If not mentioning it was just an oversight, no straight idea. So here’s a couple of pointers to dig:
if you take a fresh SD card, flash it with the .sdimg, boot it and then run fw_printenv, what do you get?
in such a freshly built image, are there also the two diverging fw_env.config and fw_env_config.default?
has the update process worked at some point in the past, with exactly that build?
our usual way was to create the artifact with the .ext4 image, or we used the one provided by Bitbake. Regarding the sdimg it makes sense that it’s the wrong way to create an artifact anyways. But the error was the same in all three variants we’ve tested. That was more or less just one of the failed trials by doing trial & error.
We indeed didn’t include this layer. Trying to see what happens when we integrate that now.
But since the installation seems to lack the correct configuration nevertheless, I guess that’ll still not help when trying to update the OS in that way.
Do you maybe see any way to patch this problem remotely and fix that issue up, so that we’re able to introduce an OS update? Probably my understanding of the issue isn’t deep enough, but I would suppose that if we manage to patch the fw_env.config remotely -via an application update maybe-, we should be able to make the update work , since it seems that it’s only missing that file. Or do you think we’re stuck with that and just need to roll out new SD cards?
Regarding your other questions:
With a fresh SD card we still have the same output for fw_printenv
The two files are also still diverging. Going to see what changes when meta-mender-raspberry is integrated.
We thought it did, but it was an application update that worked. We never did an successful OS Update before unfortunately.
It’s an RPi3 B+. The + changed some Chipsets in comparison to the non-plus version, but it’s officially supported and running that didn’t spawn any further problems.
If the layer is not there then the other questions are not relevant anymore, because that explains your problem fully.
Unfortunately it’s not just the fw_env.config, but actually the u-boot binary itself on the boot partition that you need to update, at least.
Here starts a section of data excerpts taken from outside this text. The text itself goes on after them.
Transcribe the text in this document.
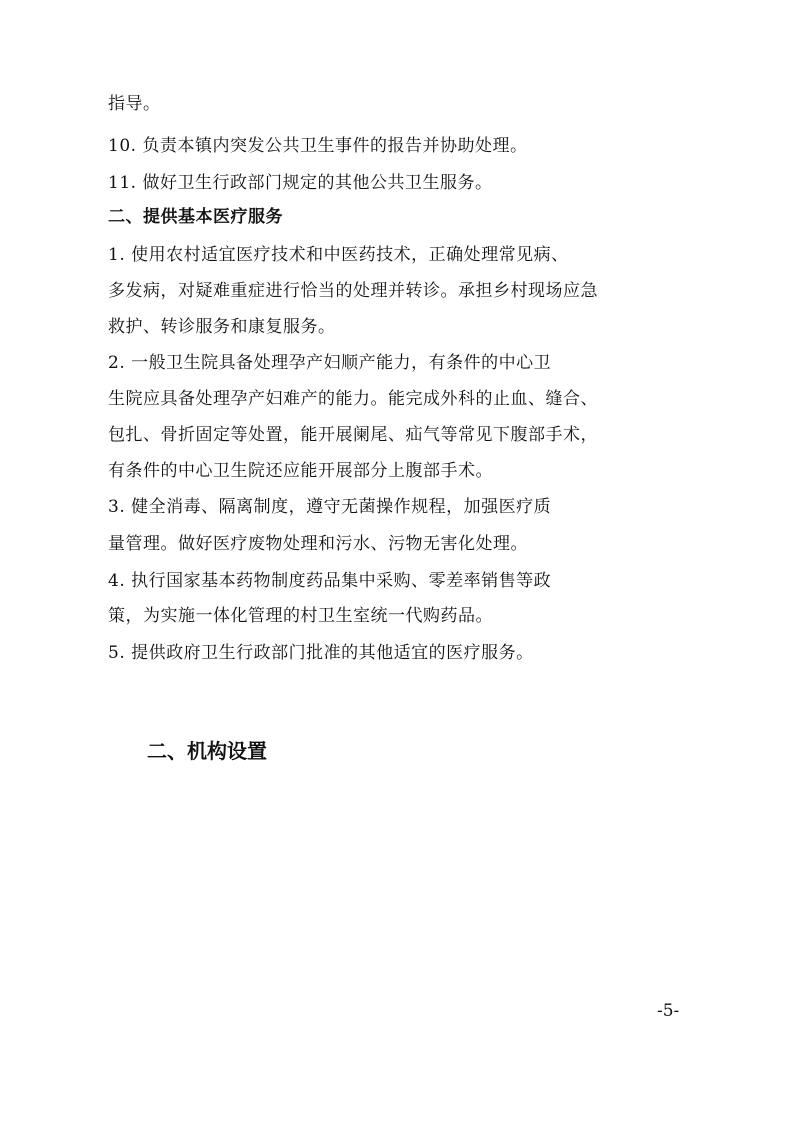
指导。
10. 负责本镇内突发公共卫生事件的报告并协助处理。
11. 做好卫生行政部门规定的其他公共卫生服务。
二、提供基本医疗服务
1. 使用农村适宜医疗技术和中医药技术，正确处理常见病、
多发病，对疑难重症进行恰当的处理并转诊。承担乡村现场应急
救护、转诊服务和康复服务。
2. 一般卫生院具备处理孕产妇顺产能力，有条件的中心卫
生院应具备处理孕产妇难产的能力。能完成外科的止血、缝合、
包扎、骨折固定等处置，能开展阑尾、疝气等常见下腹部手术，
有条件的中心卫生院还应能开展部分上腹部手术。
3. 健全消毒、隔离制度，遵守无菌操作规程，加强医疗质
量管理。做好医疗废物处理和污水、污物无害化处理。
4. 执行国家基本药物制度药品集中采购、零差率销售等政
策，为实施一体化管理的村卫生室统一代购药品。
5. 提供政府卫生行政部门批准的其他适宜的医疗服务。
二、机构设置
-5-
Not sure if other things might be affected too, but at least from a first glance it might be good enough. Please note that changing that is definitely a single point of failure and might brick the devices. If the devices are easily accessible, rolling out fresh SD cards might be a more time efficient solution, as you don’t need to construct the application update artifacts and test the process.
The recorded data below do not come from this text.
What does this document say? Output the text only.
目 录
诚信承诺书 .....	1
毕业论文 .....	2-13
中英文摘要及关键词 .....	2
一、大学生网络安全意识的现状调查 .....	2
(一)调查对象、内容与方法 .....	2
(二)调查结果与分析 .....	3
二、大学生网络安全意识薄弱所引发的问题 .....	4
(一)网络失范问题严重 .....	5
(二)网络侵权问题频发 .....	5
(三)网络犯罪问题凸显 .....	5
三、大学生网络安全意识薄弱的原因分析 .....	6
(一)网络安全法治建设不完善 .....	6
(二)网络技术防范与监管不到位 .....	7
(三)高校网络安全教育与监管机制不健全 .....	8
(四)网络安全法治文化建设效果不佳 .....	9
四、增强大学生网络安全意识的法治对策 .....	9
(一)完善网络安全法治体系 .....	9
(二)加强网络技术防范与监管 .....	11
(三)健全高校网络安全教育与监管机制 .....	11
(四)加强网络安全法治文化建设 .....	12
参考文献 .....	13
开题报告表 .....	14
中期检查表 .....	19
thank you very much, we’re tracing that path then.
In case we’ve found a solution to make it work remotely so that the mender-client consumes the updates, I’ll give an update here. Cause since application updates work like they should, we have the option to inject files into the file system, which might do the trick, in case we’re able to update u-boot and the minimal configurations required.
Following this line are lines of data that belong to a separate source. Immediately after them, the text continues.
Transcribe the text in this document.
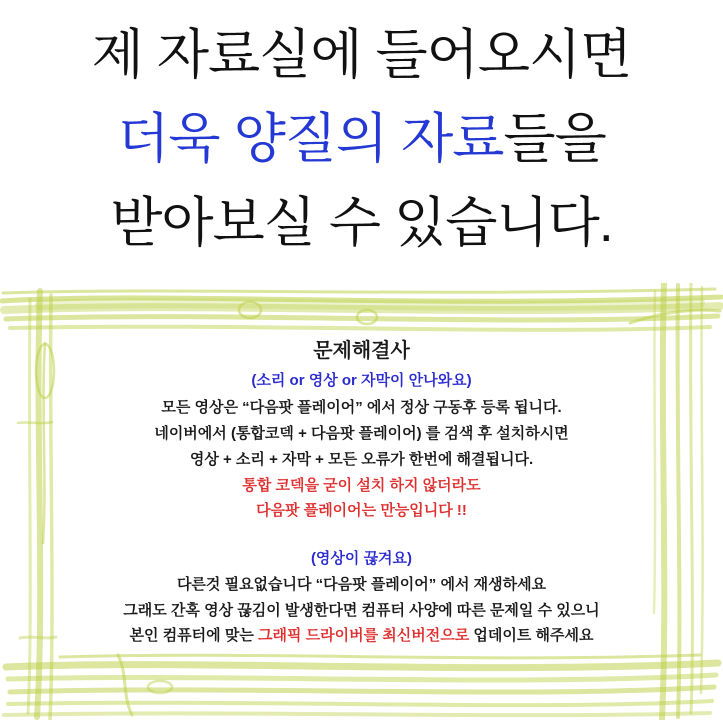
제 자료실에 들어오시면
더욱 양질의 자료들을
받아보실 수 있습니다.
문제해결사
(소리 or 영상 or 자막이 안나와요)
모든 영상은 “다음팟 플레이어” 에서 정상 구동후 등록 됩니다.
네이버에서 (통합코덱 + 다음팟 플레이어) 를 검색 후 설치하시면
영상 + 소리 + 자막 + 모든 오류가 한번에 해결됩니다.
통합 코덱을 굳이 설치 하지 않더라도
다음팟 플레이어는 만능입니다 !!
(영상이 끊겨요)
다른것 필요없습니다 “다음팟 플레이어” 에서 재생하세요
그래도 간혹 영상 끊김이 발생한다면 컴퓨터 사양에 따른 문제일 수 있으니
본인 컴퓨터에 맞는 그래픽 드라이버를 최신버전으로 업데이트 해주세요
We could validate that the missing meta-mender-raspberry layer was indeed the source of the problem.
After adding that it’s no problem to issue OS updates anymore. Works without any trouble. Also, when hexdumping the respective address space, you can clearly see the correct configuration now, whereas that was missing completely before the patch. Still wondering why it even booted in the first place, seems there was a fallback bootloader in place which handled that.
In regards of fixing already deployed devices remotely we don’t have a solution yet.
Theoretically it’s possible to update the bootloader remotely, but practically it’s hard to reproduce the exact configurations needed, so that we end up with a useful update package which would maybe allow us to fix up broken devices.
Update:
We skipped the latter part, since supplying new storage media once was ultimately faster.
In theory it should be possible to patch the bootloader remotely via a .deb or .rpm package and do all the modifications required, but for that you’d need a pretty exact configuration. The process was too tedious, which is why we skipped on that and just made a fresh and clean hardware-deployment now.